Details
-
Bug
-
Status: Open
-
Major
-
Resolution: Unresolved
-
3.3.1
-
None
-
None
Description
Multiple nodes with kraft combined mode (i.e. process.roles='broker,controller') can startup successfully. When shutdown in combined mode, we'll unfence broker first. When the remaining controller nodes are less than quorum size (i.e. N / 2 + 1), the unfence record will not get committed to metadata topic successfully.
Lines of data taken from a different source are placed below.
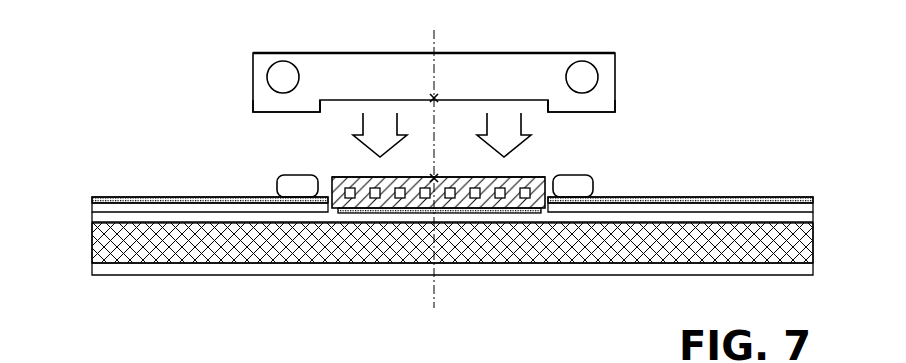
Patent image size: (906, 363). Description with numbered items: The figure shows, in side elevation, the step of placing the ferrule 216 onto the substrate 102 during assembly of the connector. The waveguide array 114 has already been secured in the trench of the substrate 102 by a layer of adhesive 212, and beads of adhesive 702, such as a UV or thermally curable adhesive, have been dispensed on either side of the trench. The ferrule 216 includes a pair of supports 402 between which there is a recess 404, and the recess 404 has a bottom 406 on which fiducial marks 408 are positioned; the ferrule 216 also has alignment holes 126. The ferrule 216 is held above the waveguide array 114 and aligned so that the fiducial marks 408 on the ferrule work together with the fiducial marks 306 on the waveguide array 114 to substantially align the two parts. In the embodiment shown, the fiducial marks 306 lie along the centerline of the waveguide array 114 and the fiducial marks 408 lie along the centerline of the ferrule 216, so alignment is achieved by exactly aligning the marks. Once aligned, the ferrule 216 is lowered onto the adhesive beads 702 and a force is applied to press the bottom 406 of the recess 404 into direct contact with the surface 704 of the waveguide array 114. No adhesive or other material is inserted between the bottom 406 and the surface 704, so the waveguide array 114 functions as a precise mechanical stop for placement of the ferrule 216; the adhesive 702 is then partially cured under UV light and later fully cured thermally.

The substrate 102 is at (87, 197).
The waveguide array 114 is at (362, 204).
The alignment holes 126 is at (598, 70).
The adhesive 212 is at (518, 210).
The ferrule 216 is at (506, 70).
The fiducial marks 306 is at (436, 177).
The supports 402 is at (253, 103).
The recess 404 is at (340, 101).
The bottom 406 is at (540, 101).
The fiducial marks 408 is at (436, 97).
The beads of adhesive 702 is at (282, 183).
The surface 704 is at (522, 177).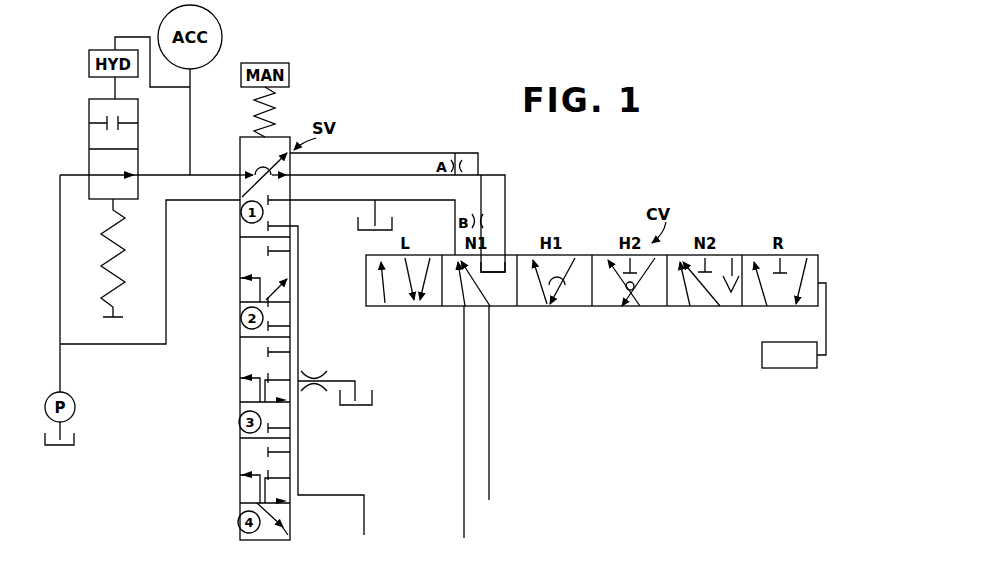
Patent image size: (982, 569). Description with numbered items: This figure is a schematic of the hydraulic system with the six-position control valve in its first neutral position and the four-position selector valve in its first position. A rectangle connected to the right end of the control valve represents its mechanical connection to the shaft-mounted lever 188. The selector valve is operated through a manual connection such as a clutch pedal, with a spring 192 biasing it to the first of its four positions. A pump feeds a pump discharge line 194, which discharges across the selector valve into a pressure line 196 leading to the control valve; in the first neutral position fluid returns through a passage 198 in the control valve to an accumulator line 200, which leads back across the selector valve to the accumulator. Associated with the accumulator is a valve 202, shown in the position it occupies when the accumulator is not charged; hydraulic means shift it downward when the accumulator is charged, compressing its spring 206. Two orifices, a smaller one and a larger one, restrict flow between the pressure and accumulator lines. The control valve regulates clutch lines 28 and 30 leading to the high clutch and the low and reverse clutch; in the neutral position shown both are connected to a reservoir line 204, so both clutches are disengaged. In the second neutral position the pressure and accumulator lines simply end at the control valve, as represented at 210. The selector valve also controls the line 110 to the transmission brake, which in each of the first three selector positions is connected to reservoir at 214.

The accumulator valve 202 is at (89, 101).
The spring 206 is at (116, 258).
The pump discharge line 194 is at (108, 345).
The spring 192 is at (272, 108).
The pressure line 196 is at (384, 152).
The reservoir line 204 is at (360, 199).
The accumulator line 200 is at (505, 185).
The passage 198 is at (506, 261).
The reservoir connection 214 is at (342, 380).
The line to transmission brake 110 is at (364, 517).
The clutch line 28 is at (464, 440).
The clutch line 30 is at (489, 440).
The line termination 210 is at (729, 300).
The shaft-mounted lever 188 is at (794, 325).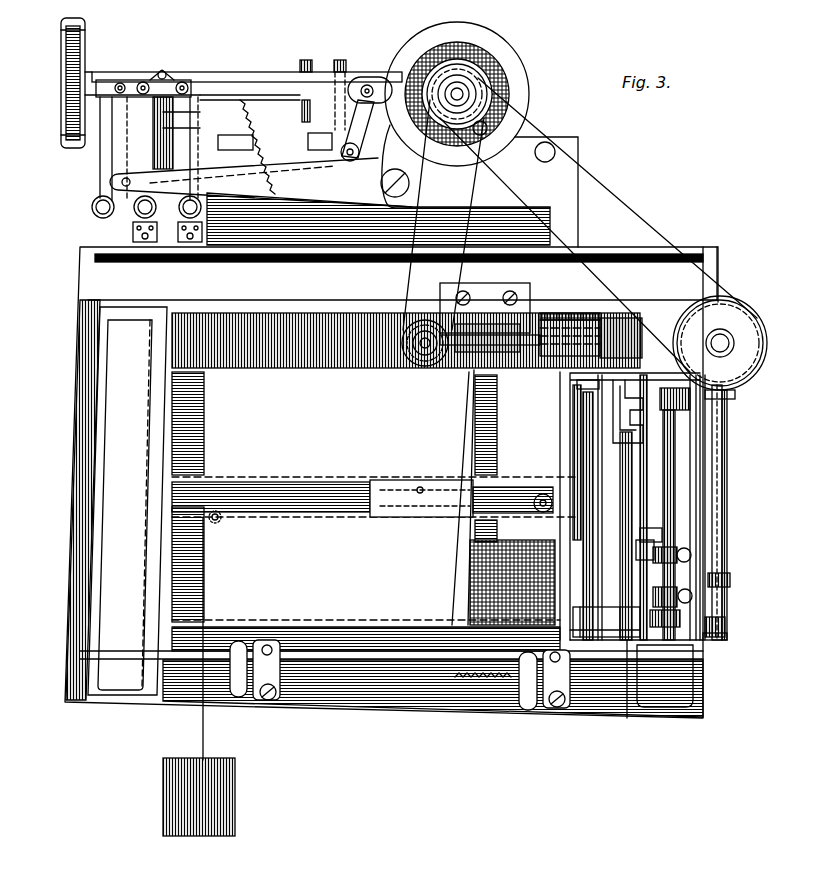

So the broker will keep waiting for the shutdown granting response and then timeout error:
2022-10-11 18:01:14,341] ERROR [kafka-raft-io-thread]: Graceful shutdown of RaftClient failed (kafka.raft.KafkaRaftManager$RaftIoThread) java.util.concurrent.TimeoutException: Timeout expired before graceful shutdown completed at org.apache.kafka.raft.KafkaRaftClient$GracefulShutdown.failWithTimeout(KafkaRaftClient.java:2408) at org.apache.kafka.raft.KafkaRaftClient.maybeCompleteShutdown(KafkaRaftClient.java:2163) at org.apache.kafka.raft.KafkaRaftClient.poll(KafkaRaftClient.java:2230) at kafka.raft.KafkaRaftManager$RaftIoThread.doWork(RaftManager.scala:52) at kafka.utils.ShutdownableThread.run(ShutdownableThread.scala:96)
to reproduce:
- start up 2 kraft combines nodes, so we need 2 nodes get quorum
- shutdown any one node, in this time, it will shutdown successfully because when broker shutdown, the 2 controllers are all alive, so broker can be granted for shutdown
- shutdown 2nd node, this time, the shutdown will be pending because we only have 1 controller left, and in the end, timeout error.